Use a humidifier to relieve congestion. Adding humidity to the air may make it easier for your congested baby to breathe and fall asleep.

Use pain medicine. Consult with your doctor before using any medicine on your baby. If your pediatrician approves, then one dose of baby tylenol at bedtime may be all your baby needs to get to sleep. You can also try home remedies like diluted clove oil on the gums or homeopathic medicine if you prefer.

Elevate the baby's head if possible. This will help relieve congestion. If the height of your crib is adjustable, you can raise one end and lower the other to place your baby on an incline. You can also use a baby sleep positioner designed to elevate the baby's head or a crib wedge designed to raise one end of the crib mattress. Never use a pillow under your baby's head as this can be suffocation hazard.
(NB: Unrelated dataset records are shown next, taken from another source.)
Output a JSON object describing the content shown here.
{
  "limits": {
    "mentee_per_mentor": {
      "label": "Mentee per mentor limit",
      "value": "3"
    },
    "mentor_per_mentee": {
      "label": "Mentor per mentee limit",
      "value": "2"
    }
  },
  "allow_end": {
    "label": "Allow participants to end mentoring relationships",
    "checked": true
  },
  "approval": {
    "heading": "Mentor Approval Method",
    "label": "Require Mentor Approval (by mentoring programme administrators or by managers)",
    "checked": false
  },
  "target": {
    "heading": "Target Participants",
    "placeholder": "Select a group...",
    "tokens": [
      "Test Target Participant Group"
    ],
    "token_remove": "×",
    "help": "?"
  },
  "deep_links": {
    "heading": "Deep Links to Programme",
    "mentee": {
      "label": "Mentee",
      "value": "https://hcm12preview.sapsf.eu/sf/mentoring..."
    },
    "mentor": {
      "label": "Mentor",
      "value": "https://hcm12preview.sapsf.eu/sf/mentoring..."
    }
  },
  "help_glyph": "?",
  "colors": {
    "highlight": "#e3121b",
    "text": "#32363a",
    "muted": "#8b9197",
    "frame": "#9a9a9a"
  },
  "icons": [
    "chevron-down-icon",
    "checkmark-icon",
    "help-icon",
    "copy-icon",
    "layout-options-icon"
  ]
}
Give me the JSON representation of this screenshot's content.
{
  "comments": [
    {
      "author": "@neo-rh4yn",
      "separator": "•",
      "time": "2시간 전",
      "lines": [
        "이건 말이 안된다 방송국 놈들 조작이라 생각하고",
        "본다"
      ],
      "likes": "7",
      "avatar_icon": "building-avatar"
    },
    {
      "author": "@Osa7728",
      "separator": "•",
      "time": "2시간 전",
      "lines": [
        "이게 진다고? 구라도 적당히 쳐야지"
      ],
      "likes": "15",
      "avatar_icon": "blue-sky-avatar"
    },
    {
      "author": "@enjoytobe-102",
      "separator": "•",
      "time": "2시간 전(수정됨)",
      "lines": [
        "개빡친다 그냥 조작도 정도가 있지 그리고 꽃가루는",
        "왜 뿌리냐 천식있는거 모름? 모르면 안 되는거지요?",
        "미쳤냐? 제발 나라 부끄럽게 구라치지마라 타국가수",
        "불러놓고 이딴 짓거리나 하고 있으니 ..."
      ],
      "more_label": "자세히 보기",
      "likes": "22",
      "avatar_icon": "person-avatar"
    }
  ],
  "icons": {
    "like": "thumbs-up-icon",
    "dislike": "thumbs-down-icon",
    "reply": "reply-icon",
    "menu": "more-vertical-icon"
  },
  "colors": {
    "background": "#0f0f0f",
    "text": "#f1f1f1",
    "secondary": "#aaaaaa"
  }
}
Follow your usual routine, but be flexible. Babies feel more secure in a familiar routine, so you should follow your usual bedtime routine when your little one is teething. However, be aware that the methods that usually get your child to sleep might not work when she's in pain. Be prepared to use additional comforting methods if necessary. Some babies will fall asleep more easily while being breast fed or having a bottle; some will be soothed by being held and rocked to sleep. While your baby is in pain from teething is not the best time to sleep train her 1. Once her teeth have come in and she's no longer in pain, you can go back to your usual bedtime routine.